Por Marcelo Müller – Médico-veterinário com mestrado em Pesquisa Clínica, especializado em clínica médica e cirúrgica de pequenos animais, bem-estar animal e atendimento domiciliar.
Nem toda dor emite um som. Muitas vezes, ela se revela no olhar distante do pet, na relutância em subir no sofá, na mudança de rotina que passa despercebida. Em meus atendimentos domiciliares, percebo que a dor costuma ser confundida com idade, preguiça ou personalidade. Mas, em muitos casos, o animal está sofrendo — em silêncio.
Cães e gatos são especialistas em mascarar dor. É um traço evolutivo: esconder sinais de fraqueza garantia sobrevivência na natureza. Hoje, no entanto, esse instinto dificulta diagnósticos e atrasa tratamentos, comprometendo a qualidade de vida dos pets.
Ignorar ou banalizar esses sinais é mais do que um equívoco clínico.

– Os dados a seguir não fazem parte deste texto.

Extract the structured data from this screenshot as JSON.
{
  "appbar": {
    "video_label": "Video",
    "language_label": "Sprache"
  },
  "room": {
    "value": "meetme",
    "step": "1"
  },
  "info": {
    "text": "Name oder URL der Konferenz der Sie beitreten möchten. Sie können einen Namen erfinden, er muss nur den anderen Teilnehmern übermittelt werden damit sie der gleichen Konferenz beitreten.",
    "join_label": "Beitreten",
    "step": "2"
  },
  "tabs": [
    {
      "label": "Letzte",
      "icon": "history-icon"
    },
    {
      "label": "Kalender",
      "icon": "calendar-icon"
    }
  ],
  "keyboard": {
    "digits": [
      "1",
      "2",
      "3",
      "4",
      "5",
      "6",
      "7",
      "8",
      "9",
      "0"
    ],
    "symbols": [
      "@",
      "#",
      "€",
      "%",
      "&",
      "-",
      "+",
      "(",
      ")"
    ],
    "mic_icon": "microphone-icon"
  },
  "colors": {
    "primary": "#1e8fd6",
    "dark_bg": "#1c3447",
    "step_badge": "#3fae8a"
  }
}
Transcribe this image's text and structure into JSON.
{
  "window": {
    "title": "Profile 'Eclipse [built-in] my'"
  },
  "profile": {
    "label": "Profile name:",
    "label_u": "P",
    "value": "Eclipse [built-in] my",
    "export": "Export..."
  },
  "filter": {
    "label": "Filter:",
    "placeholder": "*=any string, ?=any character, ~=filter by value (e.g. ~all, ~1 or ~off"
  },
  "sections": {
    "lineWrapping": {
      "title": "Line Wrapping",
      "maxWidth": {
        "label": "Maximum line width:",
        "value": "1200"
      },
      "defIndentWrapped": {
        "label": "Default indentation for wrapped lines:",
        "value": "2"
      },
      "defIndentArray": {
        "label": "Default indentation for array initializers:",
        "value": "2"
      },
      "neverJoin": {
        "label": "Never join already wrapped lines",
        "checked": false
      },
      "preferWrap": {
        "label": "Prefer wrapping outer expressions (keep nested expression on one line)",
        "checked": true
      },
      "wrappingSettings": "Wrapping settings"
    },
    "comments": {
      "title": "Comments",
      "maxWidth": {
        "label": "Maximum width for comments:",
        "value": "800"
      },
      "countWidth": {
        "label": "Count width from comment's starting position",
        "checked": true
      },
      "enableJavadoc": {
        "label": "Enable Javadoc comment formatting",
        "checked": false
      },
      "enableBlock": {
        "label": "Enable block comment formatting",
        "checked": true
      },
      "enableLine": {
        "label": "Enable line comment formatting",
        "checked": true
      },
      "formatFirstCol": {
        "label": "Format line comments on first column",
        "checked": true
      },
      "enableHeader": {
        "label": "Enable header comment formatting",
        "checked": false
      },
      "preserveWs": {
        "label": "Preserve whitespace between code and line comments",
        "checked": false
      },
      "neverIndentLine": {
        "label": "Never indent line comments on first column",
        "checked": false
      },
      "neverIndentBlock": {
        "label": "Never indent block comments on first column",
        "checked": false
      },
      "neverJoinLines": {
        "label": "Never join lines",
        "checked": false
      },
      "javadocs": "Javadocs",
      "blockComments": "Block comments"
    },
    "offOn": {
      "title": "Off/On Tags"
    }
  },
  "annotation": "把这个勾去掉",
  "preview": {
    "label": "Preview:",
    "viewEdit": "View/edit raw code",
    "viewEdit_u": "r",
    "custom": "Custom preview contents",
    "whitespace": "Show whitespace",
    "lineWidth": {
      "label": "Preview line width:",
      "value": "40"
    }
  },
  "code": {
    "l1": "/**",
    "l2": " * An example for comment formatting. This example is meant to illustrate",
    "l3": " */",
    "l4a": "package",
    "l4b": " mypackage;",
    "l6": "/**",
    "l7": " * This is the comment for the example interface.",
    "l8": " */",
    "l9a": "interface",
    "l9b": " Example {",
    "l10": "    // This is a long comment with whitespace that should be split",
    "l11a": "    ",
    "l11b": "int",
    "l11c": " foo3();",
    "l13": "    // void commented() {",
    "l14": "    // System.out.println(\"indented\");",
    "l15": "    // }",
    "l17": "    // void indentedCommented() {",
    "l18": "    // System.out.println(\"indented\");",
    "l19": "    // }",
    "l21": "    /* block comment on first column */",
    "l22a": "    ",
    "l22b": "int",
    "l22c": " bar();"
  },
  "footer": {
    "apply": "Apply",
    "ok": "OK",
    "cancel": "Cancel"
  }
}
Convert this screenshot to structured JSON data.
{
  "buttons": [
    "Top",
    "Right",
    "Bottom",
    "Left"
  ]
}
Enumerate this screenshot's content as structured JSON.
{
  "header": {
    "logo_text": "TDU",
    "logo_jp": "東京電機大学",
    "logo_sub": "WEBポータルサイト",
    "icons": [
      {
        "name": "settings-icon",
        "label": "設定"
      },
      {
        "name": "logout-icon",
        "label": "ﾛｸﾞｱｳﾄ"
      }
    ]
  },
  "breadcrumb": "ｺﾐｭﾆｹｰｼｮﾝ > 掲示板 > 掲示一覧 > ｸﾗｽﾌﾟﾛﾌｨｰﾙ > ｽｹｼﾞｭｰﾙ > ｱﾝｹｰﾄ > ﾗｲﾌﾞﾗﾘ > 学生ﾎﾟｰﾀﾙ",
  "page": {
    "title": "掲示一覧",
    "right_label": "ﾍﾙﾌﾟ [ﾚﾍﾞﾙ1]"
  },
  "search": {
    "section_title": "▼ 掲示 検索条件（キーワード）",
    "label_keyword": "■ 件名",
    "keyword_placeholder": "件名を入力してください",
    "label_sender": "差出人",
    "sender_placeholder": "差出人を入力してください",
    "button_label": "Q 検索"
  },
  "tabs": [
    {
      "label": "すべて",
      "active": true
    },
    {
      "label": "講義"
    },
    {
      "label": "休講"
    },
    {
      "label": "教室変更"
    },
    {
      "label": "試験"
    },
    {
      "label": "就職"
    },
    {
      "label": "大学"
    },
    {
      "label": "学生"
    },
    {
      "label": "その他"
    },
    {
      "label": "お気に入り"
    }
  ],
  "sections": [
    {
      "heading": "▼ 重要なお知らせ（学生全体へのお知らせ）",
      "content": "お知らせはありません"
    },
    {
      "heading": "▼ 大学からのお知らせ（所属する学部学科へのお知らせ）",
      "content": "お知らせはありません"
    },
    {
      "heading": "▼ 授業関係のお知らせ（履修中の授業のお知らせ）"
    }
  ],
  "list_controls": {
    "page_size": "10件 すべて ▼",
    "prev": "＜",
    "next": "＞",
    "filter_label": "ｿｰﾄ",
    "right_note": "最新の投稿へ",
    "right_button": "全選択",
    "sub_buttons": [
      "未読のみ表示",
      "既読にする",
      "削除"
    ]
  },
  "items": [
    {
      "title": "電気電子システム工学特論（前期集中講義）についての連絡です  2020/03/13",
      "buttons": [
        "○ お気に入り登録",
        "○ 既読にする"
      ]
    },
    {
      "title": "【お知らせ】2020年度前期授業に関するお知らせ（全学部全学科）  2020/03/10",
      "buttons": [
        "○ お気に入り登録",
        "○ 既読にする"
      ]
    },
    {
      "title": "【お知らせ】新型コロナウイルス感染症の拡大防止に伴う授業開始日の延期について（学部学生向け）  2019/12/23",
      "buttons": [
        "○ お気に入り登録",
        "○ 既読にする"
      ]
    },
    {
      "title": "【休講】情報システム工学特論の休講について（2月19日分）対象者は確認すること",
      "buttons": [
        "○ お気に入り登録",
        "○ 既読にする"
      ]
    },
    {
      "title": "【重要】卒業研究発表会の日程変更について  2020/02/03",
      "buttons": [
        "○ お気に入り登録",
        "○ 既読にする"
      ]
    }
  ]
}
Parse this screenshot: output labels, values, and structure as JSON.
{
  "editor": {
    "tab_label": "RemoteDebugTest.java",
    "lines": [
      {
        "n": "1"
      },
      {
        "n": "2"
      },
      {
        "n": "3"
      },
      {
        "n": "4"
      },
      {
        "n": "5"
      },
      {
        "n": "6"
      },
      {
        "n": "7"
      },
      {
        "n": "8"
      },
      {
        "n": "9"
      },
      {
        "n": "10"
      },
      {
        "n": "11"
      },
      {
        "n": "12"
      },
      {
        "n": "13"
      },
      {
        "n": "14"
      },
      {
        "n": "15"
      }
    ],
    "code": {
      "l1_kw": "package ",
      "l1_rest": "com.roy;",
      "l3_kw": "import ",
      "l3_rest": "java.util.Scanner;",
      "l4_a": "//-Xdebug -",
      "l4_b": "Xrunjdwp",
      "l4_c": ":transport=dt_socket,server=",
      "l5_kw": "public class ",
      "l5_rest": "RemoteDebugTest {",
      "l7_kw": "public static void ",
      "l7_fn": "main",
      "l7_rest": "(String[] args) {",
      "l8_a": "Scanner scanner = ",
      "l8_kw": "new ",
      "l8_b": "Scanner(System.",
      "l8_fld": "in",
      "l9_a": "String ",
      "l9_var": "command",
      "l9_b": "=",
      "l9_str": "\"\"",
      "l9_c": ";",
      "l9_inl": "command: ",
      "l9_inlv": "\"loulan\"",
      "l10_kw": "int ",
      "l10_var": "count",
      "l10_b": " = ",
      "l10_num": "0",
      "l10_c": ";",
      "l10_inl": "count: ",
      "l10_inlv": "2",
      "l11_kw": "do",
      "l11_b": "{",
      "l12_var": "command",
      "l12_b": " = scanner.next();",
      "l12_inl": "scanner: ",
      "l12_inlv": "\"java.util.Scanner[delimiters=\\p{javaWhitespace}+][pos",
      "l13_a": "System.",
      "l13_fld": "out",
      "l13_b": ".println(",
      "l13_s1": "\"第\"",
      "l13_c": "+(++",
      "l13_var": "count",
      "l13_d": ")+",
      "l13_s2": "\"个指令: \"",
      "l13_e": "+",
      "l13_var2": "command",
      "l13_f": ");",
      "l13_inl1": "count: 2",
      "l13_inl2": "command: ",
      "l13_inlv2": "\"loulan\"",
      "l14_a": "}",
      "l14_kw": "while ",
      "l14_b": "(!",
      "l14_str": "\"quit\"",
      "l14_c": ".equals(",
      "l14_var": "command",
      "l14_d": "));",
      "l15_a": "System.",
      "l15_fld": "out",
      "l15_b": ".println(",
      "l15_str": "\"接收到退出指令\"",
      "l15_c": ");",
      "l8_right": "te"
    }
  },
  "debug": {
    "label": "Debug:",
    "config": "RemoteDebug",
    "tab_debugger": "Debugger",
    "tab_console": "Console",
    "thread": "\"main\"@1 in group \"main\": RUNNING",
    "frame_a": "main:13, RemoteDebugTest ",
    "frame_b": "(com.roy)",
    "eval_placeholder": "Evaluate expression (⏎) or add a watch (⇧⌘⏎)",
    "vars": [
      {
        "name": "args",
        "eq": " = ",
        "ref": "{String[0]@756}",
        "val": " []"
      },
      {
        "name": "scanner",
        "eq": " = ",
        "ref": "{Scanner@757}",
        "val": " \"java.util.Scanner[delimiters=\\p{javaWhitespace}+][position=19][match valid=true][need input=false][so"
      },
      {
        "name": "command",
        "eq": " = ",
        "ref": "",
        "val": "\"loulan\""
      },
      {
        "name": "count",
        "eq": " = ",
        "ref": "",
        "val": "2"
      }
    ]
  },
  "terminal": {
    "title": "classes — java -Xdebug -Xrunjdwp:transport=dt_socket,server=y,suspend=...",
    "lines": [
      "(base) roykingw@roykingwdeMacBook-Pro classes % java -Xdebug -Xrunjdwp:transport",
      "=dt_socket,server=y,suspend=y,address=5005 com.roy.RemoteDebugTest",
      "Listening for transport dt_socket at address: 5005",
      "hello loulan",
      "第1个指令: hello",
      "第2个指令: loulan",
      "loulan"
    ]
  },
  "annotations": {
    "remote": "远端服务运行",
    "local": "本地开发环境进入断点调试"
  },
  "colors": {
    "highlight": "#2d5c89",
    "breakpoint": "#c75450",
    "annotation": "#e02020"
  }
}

É uma falha ética diante de seres que sentem dor e sofrimento emocional — e têm o direito de viver sem isso.
A ciência é clara: cães e gatos são seres sencientes. O artigo “Pain in Pets: Beyond Physiology” (Downing & Della Rocca, 2023) reforça que os pets não apenas percebem a dor, mas também a vivenciam emocionalmente. Isso torna o sofrimento silencioso ainda mais cruel.
A World Small Animal Veterinary Association (WSAVA) e a Organização Mundial de Saúde Animal (OMSA) defendem que dor é uma ameaça direta ao bem-estar animal e precisa ser reconhecida, avaliada e tratada com rigor científico.
Durante meus atendimentos, encontro tutores bem-intencionados que desconhecem os sinais de dor crônica. Muitos desses comportamentos, infelizmente, são normalizados:
Comportamentais
Redução da atividade
Relutância para pular, correr ou brincar
Agressividade súbita ou apatia
Mudança no padrão de sono ou alimentação
Físicos
Lambedura excessiva de partes do corpo
Rigidez ao levantar
Vocalizações atípicas (suspiros, gemidos)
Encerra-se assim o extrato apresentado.